On 16 November, Government Communications Headquarters (GCHQ) visited the School of Modern Languages to give Year 10 pupils an unprecedented insight into their work.
The School of Modern Languages, GCHQ and Business Language Champions worked together to host the event entitled ‘The word is not enough’.
GCHQ plays a part in the fight against terrorism, drug trafficking, and other forms of serious crime, as well as providing support to military operations across the world. Working with the UK’s international partners, GCHQ help inform UK policy on a range of security topics but did you realise they employ a large team of linguists to help with their work?
To illustrate how multilingual staff are essential to GCHQ’s remit, pupils from a number of Welsh schools became language analysts for the day; taking an area of government work as a theme. The students competed against each other in a number of tasks which used their language skills to uncover details about hypothetical international crimes. The pupils also experienced language sessions in Korean, Arabic and Mandarin Chinese to give them a taste of the languages that are most relevant to GCHQ’s work.
At the end of the event, the team of pupils from Bishop Gore School, Swansea was crowned winner of the day and awarded the exciting prize of a day out at Bletchley Park, home of the WW2 codebreakers. The team will be able to explore and experience the top-secret world of iconic codebreaking huts and blocks set within an atmospheric Victorian estate.

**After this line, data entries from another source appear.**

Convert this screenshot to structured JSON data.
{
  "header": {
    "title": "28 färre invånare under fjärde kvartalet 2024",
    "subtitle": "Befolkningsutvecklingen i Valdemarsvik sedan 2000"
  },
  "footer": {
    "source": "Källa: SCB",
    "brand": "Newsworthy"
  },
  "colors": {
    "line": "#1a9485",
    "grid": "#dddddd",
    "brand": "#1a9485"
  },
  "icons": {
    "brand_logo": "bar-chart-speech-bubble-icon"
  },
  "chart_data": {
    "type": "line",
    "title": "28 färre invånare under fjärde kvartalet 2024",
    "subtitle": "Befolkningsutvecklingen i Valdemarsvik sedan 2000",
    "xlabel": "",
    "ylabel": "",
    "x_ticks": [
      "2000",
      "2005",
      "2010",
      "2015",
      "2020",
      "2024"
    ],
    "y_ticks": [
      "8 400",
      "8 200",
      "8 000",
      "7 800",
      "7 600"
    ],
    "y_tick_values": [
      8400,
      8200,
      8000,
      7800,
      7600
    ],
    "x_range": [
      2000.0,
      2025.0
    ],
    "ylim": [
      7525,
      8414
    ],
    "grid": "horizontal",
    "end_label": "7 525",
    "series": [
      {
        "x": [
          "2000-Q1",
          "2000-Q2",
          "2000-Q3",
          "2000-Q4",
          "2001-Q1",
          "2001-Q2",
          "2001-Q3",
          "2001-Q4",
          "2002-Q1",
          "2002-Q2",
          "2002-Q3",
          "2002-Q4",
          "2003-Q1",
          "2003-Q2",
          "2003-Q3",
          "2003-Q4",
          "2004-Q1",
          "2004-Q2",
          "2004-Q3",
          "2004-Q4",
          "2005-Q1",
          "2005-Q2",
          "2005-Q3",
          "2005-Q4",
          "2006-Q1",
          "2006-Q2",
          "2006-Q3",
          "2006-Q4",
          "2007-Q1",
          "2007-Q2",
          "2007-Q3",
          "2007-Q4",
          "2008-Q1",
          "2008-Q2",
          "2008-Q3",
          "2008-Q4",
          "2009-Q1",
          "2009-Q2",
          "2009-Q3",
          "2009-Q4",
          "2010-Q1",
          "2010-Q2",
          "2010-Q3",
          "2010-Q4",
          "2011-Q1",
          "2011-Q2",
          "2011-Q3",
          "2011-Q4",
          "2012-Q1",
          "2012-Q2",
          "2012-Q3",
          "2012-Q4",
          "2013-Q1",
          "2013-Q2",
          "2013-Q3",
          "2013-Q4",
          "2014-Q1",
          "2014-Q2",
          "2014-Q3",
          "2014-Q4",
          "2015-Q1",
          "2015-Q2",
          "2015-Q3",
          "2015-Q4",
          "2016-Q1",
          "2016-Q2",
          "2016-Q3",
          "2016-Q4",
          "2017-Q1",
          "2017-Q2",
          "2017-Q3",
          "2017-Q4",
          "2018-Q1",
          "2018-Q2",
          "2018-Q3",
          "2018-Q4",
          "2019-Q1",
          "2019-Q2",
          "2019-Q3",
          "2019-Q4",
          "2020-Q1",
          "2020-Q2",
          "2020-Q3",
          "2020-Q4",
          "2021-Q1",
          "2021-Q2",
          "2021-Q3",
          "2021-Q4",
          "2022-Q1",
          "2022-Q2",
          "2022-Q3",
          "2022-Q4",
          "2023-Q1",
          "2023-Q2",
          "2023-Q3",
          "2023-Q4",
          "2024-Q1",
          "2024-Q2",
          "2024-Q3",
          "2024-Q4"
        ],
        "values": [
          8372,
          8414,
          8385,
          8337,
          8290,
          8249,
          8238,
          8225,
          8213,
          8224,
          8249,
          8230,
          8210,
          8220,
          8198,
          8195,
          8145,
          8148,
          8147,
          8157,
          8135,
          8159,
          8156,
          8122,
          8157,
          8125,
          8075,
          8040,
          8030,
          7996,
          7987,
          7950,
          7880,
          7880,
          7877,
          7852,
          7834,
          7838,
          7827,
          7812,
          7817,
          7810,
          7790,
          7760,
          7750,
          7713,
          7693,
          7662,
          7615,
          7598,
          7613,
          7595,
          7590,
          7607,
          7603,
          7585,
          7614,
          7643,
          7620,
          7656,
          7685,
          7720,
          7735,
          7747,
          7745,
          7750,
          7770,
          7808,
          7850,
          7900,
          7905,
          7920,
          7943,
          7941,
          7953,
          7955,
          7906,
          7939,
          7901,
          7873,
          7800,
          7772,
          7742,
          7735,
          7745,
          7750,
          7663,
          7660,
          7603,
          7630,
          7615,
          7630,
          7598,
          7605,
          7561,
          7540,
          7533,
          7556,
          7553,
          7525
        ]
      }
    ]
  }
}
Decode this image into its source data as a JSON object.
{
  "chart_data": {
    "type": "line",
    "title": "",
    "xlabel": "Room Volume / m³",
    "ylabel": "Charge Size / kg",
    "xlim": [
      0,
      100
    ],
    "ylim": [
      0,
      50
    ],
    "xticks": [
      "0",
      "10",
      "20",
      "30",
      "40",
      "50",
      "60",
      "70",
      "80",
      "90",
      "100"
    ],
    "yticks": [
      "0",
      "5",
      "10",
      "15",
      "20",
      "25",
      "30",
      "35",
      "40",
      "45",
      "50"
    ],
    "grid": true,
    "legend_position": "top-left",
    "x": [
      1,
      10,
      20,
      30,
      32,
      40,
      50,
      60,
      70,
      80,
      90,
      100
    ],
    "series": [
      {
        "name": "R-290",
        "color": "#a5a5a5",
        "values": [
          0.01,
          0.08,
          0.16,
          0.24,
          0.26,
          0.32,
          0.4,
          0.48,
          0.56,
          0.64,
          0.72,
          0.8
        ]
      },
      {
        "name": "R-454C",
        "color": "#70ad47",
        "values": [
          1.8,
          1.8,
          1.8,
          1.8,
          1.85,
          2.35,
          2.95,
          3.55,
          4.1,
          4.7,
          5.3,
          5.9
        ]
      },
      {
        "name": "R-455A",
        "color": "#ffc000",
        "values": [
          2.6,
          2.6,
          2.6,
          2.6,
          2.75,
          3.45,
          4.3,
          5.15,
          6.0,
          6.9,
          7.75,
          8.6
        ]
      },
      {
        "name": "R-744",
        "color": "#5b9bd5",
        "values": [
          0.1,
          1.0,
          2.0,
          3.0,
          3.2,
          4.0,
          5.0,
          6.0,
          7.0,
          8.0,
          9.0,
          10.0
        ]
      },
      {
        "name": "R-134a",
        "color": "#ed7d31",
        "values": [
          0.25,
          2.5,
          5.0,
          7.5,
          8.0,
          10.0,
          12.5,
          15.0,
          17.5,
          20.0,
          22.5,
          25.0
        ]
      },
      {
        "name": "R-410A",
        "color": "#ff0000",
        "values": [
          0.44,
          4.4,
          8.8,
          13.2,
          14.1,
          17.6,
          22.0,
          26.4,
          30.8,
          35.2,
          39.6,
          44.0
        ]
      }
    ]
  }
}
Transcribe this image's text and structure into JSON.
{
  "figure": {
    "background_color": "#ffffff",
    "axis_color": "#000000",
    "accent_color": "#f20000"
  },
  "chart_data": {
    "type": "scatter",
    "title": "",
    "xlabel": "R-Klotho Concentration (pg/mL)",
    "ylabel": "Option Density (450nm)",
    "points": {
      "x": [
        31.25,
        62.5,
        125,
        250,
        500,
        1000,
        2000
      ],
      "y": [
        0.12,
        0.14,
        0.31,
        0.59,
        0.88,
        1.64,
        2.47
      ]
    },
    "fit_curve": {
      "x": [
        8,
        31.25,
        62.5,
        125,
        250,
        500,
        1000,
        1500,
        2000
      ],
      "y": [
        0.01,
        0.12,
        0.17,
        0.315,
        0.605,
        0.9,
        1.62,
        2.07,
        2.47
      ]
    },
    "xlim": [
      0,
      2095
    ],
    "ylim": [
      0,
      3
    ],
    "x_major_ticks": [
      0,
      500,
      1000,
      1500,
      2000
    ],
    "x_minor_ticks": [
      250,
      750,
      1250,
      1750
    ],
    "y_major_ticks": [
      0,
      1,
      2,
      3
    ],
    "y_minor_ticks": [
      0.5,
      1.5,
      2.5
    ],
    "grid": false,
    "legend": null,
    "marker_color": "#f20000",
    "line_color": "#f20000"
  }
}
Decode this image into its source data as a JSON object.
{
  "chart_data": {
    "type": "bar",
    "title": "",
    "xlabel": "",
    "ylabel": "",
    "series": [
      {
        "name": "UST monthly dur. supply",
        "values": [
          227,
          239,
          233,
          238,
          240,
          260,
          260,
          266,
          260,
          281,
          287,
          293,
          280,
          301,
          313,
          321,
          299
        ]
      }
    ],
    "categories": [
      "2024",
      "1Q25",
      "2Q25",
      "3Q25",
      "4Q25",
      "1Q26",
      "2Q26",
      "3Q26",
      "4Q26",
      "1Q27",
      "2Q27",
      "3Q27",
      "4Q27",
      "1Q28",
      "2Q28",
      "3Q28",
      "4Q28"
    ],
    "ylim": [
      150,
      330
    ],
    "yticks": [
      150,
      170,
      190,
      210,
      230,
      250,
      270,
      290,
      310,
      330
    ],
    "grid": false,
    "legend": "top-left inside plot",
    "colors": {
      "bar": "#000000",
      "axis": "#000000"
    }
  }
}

Thank you to Ysgol Bryngwyn, Ysgol Bro Dinefwr, Ysgol Dyffryn Ogwen, Cwmtawe Community School, Crickhowell High School, Bishop Gore School, Ysgol Gymraeg Ystalyfera, and Ysgol Dyffryn Aman for all visiting the School and taking part in such a fun day. Languages can open up your world to a whole host of careers and days like this help school pupils see the multitude of possibilities ahead of them.